Our member Ms M. Sen was brought up in Varanasi, a Hindi speaking community but being a Bengali, her mother insisted she learnt her mother tongue to remain bonded to her roots. Ms Sen shares her journey of learning and practicing two languages simultaneously.
First things first. I grew up in Varanasi, so in that sense, my upbringing took shape outside Bengal. When it was time for me to attend my first school, most schools in Varanasi followed a Hindi-medium curriculum and I was enrolled in one such school. That’s how I started learning Hindi. But Bengali being my native language, my mother had already made it a point to meticulously teach me how to read and write in Bengali. She had bought me interesting age-appropriate books in Bengali. In addition, she had subscribed to quality magazines such as 𝘚𝘩𝘪𝘴𝘩𝘶-𝘚𝘩𝘢𝘵𝘩𝘪 and 𝘚𝘩𝘶𝘬𝘵𝘢𝘳𝘢. We also subscribed to the daily published 𝘑𝘶𝘨𝘢𝘯𝘵𝘰𝘳 and the then famous Hindi newspaper 𝘈𝘢𝘫. My siblings and I were glued to these reading materials since our childhood days. At school, I continued with my Hindi education. My parents also subscribed to the Hindi magazine 𝘊𝘩𝘢𝘯𝘥𝘢-𝘔𝘢𝘮𝘢, just so we could read more in Hindi. So, we eased into both Bengali and Hindi simultaneously.
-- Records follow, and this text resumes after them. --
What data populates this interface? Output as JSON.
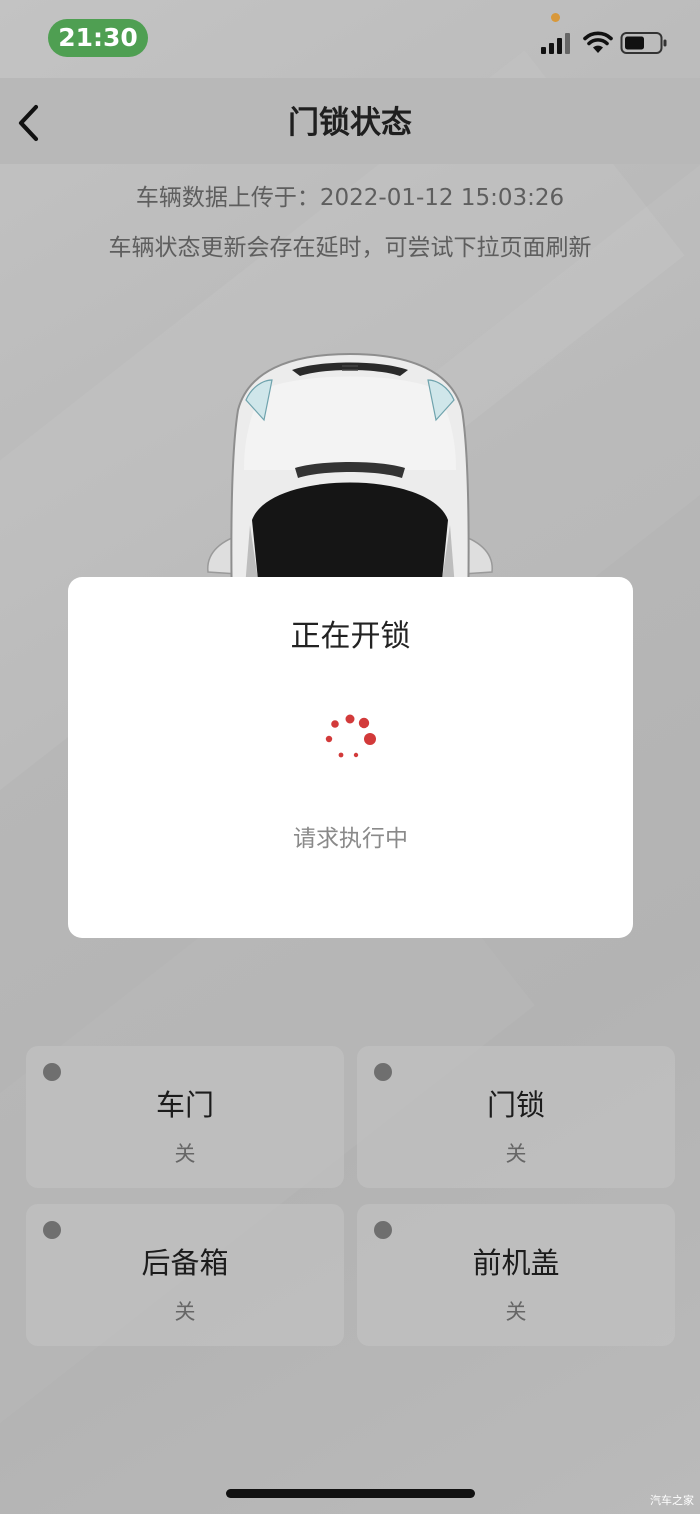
{
  "status_bar": {
    "time": "21:30",
    "icons": [
      "signal-icon",
      "wifi-icon",
      "battery-icon"
    ]
  },
  "nav": {
    "title": "门锁状态",
    "back_icon": "chevron-left-icon"
  },
  "info": {
    "upload_time": "车辆数据上传于：2022-01-12 15:03:26",
    "refresh_hint": "车辆状态更新会存在延时，可尝试下拉页面刷新"
  },
  "modal": {
    "title": "正在开锁",
    "status": "请求执行中",
    "spinner_color": "#d23a3a"
  },
  "cards": [
    {
      "label": "车门",
      "state": "关"
    },
    {
      "label": "门锁",
      "state": "关"
    },
    {
      "label": "后备箱",
      "state": "关"
    },
    {
      "label": "前机盖",
      "state": "关"
    }
  ],
  "watermark": "汽车之家",
  "colors": {
    "time_pill": "#4f9f52",
    "background": "#b8b8b8",
    "modal": "#ffffff",
    "card_dot": "#6f6f6f"
  }
}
Since my early childhood days, I always enjoyed writing poems. I took a chance and submitted poems to 𝘈𝘢𝘫’𝘴 children’s section, 𝘉𝘢𝘢𝘭-𝘚𝘢𝘯𝘴𝘢𝘥 and pretty soon they started publishing my poems in Hindi. Once my paternal grandmother got a wind of this, she insisted that I should also write poems in Bengali. My grandmother, Shantilata Dasgupta was herself a very talented poet. Eventually, I took up writing poems in Bengali at her insistence and submitted poems to 𝘔𝘢𝘴𝘩𝘪𝘬 𝘉𝘰𝘴𝘩𝘶𝘮𝘰𝘵𝘪; these poems were also published.
All my life I have practiced my craft, and after eight decades, I continue to write in Bengali and Hindi, verse as well as prose. Based on my personal experience what I can attest to is that children can acquire language skills very easily, and once they become grounded in one particular language, they can easily learn another language. Learning one language in no way hinders learning another language.